Poland has joined the OECD's Nuclear Energy Agency (NEA), while the UK has said it is thinking of leaving.
The agency, for the 29 countries that are members of the Organisation for Economic Cooperation and Development, conducts research on nuclear safety, regulation, technology and law. All of this is intended to aid the member governments in their use and understanding of nuclear energy.
Poland's entry to the body will allow it to draw on these resources, as well as contribute by supplying its own experts. The country is putting together a comprehensive plan to become a user of nuclear energy with two reactors beginning operation from 2022.

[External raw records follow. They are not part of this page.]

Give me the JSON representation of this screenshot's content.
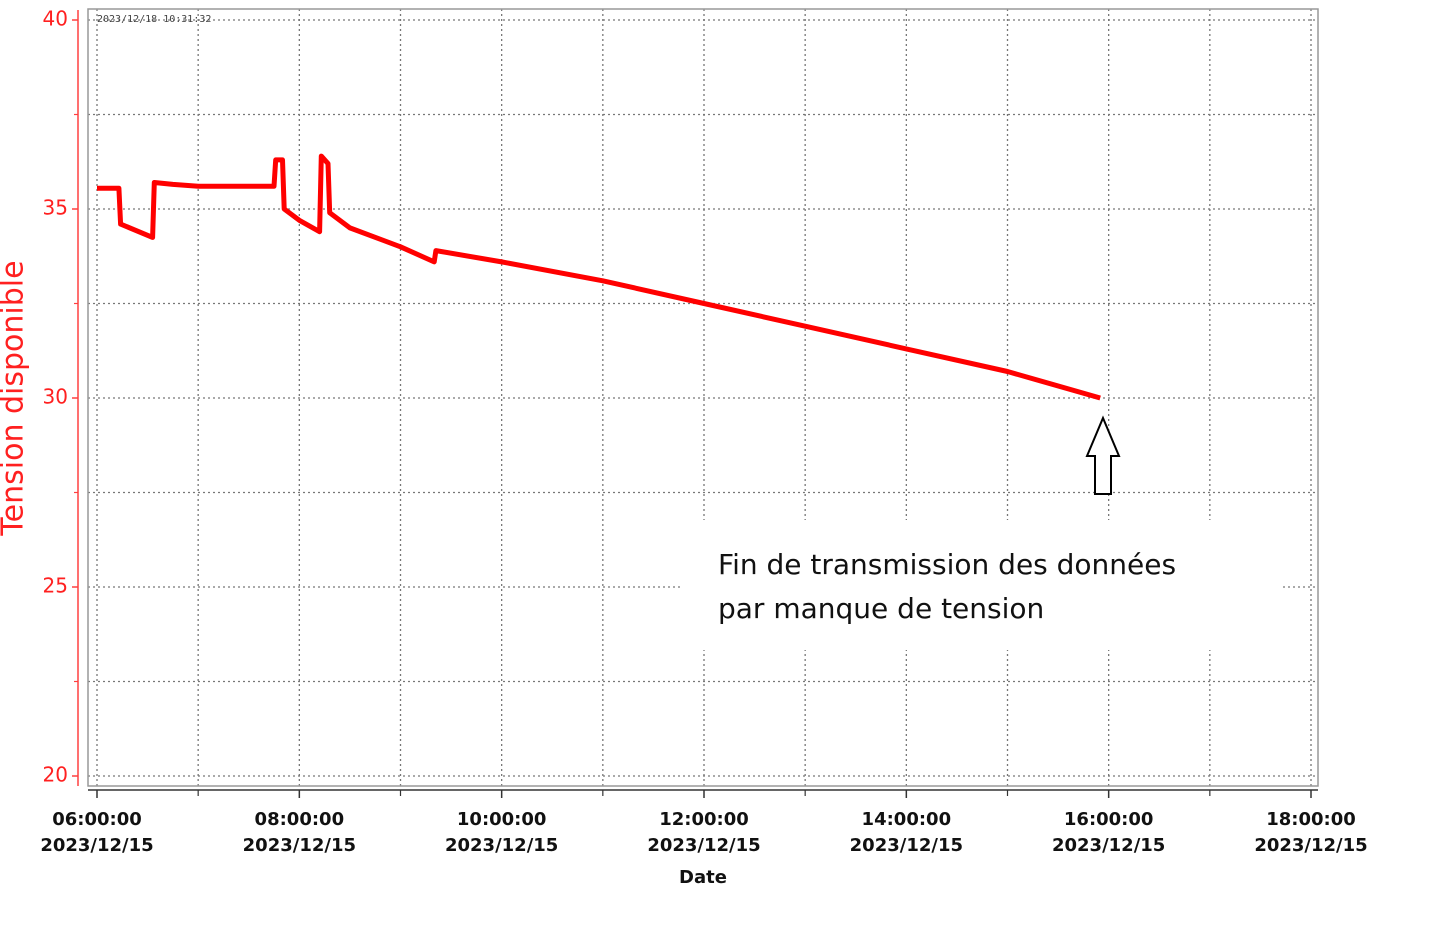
{
  "chart_data": {
    "type": "line",
    "timestamp": "2023/12/18 10:31:32",
    "ylabel": "Tension disponible",
    "xlabel": "Date",
    "annotation": [
      "Fin de transmission des données",
      "par manque de tension"
    ],
    "x": [
      "2023/12/15 06:00:00",
      "2023/12/15 06:13:00",
      "2023/12/15 06:14:00",
      "2023/12/15 06:33:00",
      "2023/12/15 06:34:00",
      "2023/12/15 06:45:00",
      "2023/12/15 07:00:00",
      "2023/12/15 07:45:00",
      "2023/12/15 07:46:00",
      "2023/12/15 07:50:00",
      "2023/12/15 07:51:00",
      "2023/12/15 08:00:00",
      "2023/12/15 08:12:00",
      "2023/12/15 08:13:00",
      "2023/12/15 08:17:00",
      "2023/12/15 08:18:00",
      "2023/12/15 08:30:00",
      "2023/12/15 09:00:00",
      "2023/12/15 09:20:00",
      "2023/12/15 09:21:00",
      "2023/12/15 10:00:00",
      "2023/12/15 11:00:00",
      "2023/12/15 12:00:00",
      "2023/12/15 13:00:00",
      "2023/12/15 14:00:00",
      "2023/12/15 15:00:00",
      "2023/12/15 15:55:00"
    ],
    "series": [
      {
        "name": "Tension disponible",
        "color": "#ff0000",
        "values": [
          35.55,
          35.55,
          34.6,
          34.25,
          35.7,
          35.65,
          35.6,
          35.6,
          36.3,
          36.3,
          35.0,
          34.7,
          34.4,
          36.4,
          36.2,
          34.9,
          34.5,
          34.0,
          33.6,
          33.9,
          33.6,
          33.1,
          32.5,
          31.9,
          31.3,
          30.7,
          30.0
        ]
      }
    ],
    "xlim": [
      "2023/12/15 06:00:00",
      "2023/12/15 18:00:00"
    ],
    "xticks": [
      {
        "value": "2023/12/15 06:00:00",
        "label": [
          "06:00:00",
          "2023/12/15"
        ]
      },
      {
        "value": "2023/12/15 08:00:00",
        "label": [
          "08:00:00",
          "2023/12/15"
        ]
      },
      {
        "value": "2023/12/15 10:00:00",
        "label": [
          "10:00:00",
          "2023/12/15"
        ]
      },
      {
        "value": "2023/12/15 12:00:00",
        "label": [
          "12:00:00",
          "2023/12/15"
        ]
      },
      {
        "value": "2023/12/15 14:00:00",
        "label": [
          "14:00:00",
          "2023/12/15"
        ]
      },
      {
        "value": "2023/12/15 16:00:00",
        "label": [
          "16:00:00",
          "2023/12/15"
        ]
      },
      {
        "value": "2023/12/15 18:00:00",
        "label": [
          "18:00:00",
          "2023/12/15"
        ]
      }
    ],
    "xminorticks": [
      "2023/12/15 07:00:00",
      "2023/12/15 09:00:00",
      "2023/12/15 11:00:00",
      "2023/12/15 13:00:00",
      "2023/12/15 15:00:00",
      "2023/12/15 17:00:00"
    ],
    "ylim": [
      20,
      40
    ],
    "yticks": [
      20,
      25,
      30,
      35,
      40
    ],
    "yminorticks": [
      22.5,
      27.5,
      32.5,
      37.5
    ],
    "grid": true
  }
}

Leading this effort for the Polish Ministry of Economy is Hanna Trojanowska. She said, "NEA membership will help Poland realise the nuclear power program, which is the biggest industrial project in Poland since the Second World War."
One in one out?
The UK caused surprise at a 20 October meeting of the NEA steering committee when its representative declared the country's unwillingness to fund its contribution from central budgets.
Britain said it would soon file an official letter of intent to withdraw from the NEA by the end of 2011, although this has not yet been received. Should the country find a new way to fund its contribution to the NEA, it said, the letter would be withdrawn.

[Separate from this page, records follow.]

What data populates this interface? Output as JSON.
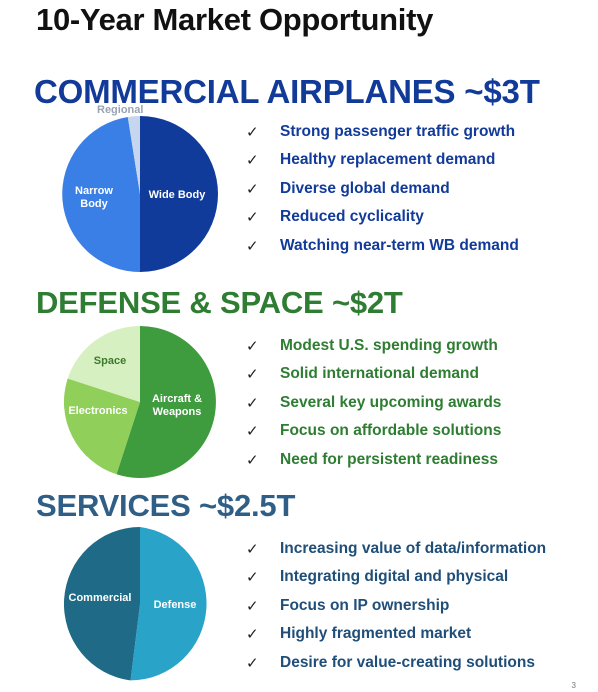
{
  "title": "10-Year Market Opportunity",
  "sections": [
    {
      "heading": "COMMERCIAL AIRPLANES  ~$3T",
      "color": "#123a99",
      "pie": {
        "slices": [
          {
            "label": "Wide Body",
            "share": 0.5,
            "color": "#103b9a",
            "label_color": "#ffffff"
          },
          {
            "label": "Narrow Body",
            "share": 0.475,
            "color": "#3a7fe6",
            "label_color": "#ffffff"
          },
          {
            "label": "Regional",
            "share": 0.025,
            "color": "#c7d6ef",
            "label_color": "#9aa3b3"
          }
        ]
      },
      "bullets": [
        "Strong passenger traffic growth",
        "Healthy replacement demand",
        "Diverse global demand",
        "Reduced cyclicality",
        "Watching near-term WB demand"
      ]
    },
    {
      "heading": "DEFENSE & SPACE  ~$2T",
      "color": "#2e7d32",
      "pie": {
        "slices": [
          {
            "label": "Aircraft & Weapons",
            "share": 0.55,
            "color": "#3e9b3e",
            "label_color": "#ffffff"
          },
          {
            "label": "Electronics",
            "share": 0.3,
            "color": "#8fcf5a",
            "label_color": "#ffffff"
          },
          {
            "label": "Space",
            "share": 0.15,
            "color": "#d6f0c1",
            "label_color": "#3d7a2c"
          }
        ]
      },
      "bullets": [
        "Modest U.S. spending growth",
        "Solid international demand",
        "Several key upcoming awards",
        "Focus on affordable solutions",
        "Need for persistent readiness"
      ]
    },
    {
      "heading": "SERVICES  ~$2.5T",
      "color": "#2f5f86",
      "pie": {
        "slices": [
          {
            "label": "Defense",
            "share": 0.52,
            "color": "#2aa3c9",
            "label_color": "#ffffff"
          },
          {
            "label": "Commercial",
            "share": 0.48,
            "color": "#1f6a86",
            "label_color": "#ffffff"
          }
        ]
      },
      "bullets": [
        "Increasing value of data/information",
        "Integrating digital and physical",
        "Focus on IP ownership",
        "Highly fragmented market",
        "Desire for value-creating solutions"
      ]
    }
  ],
  "check_glyph": "✓",
  "page_number": "3"
}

Such a withdrawal would be remarkable considering that the NEA counts non-nuclear countries like Austria, Denmark, Iceland, Ireland, Greece, Norway and Portugal as members.
The UK currently pays €1.2 million ($1.6 million) per year to the agency and this would be "quite a substantial loss for the budget," an NEA official told World Nuclear News. However, the worst part would be to lose some 200 British nuclear experts working on NEA programs.
This contribution currently comes from the Department of Energy and Climate Change, which is talking to other nuclear-related bodies and departments in an effort to shift the spending from its own budget as 'austerity' measures bite.
NEA director general Luis Echávarri comfirmed that funding is the main issue regarding Britain's membership and that he is optimistic a solution will be found.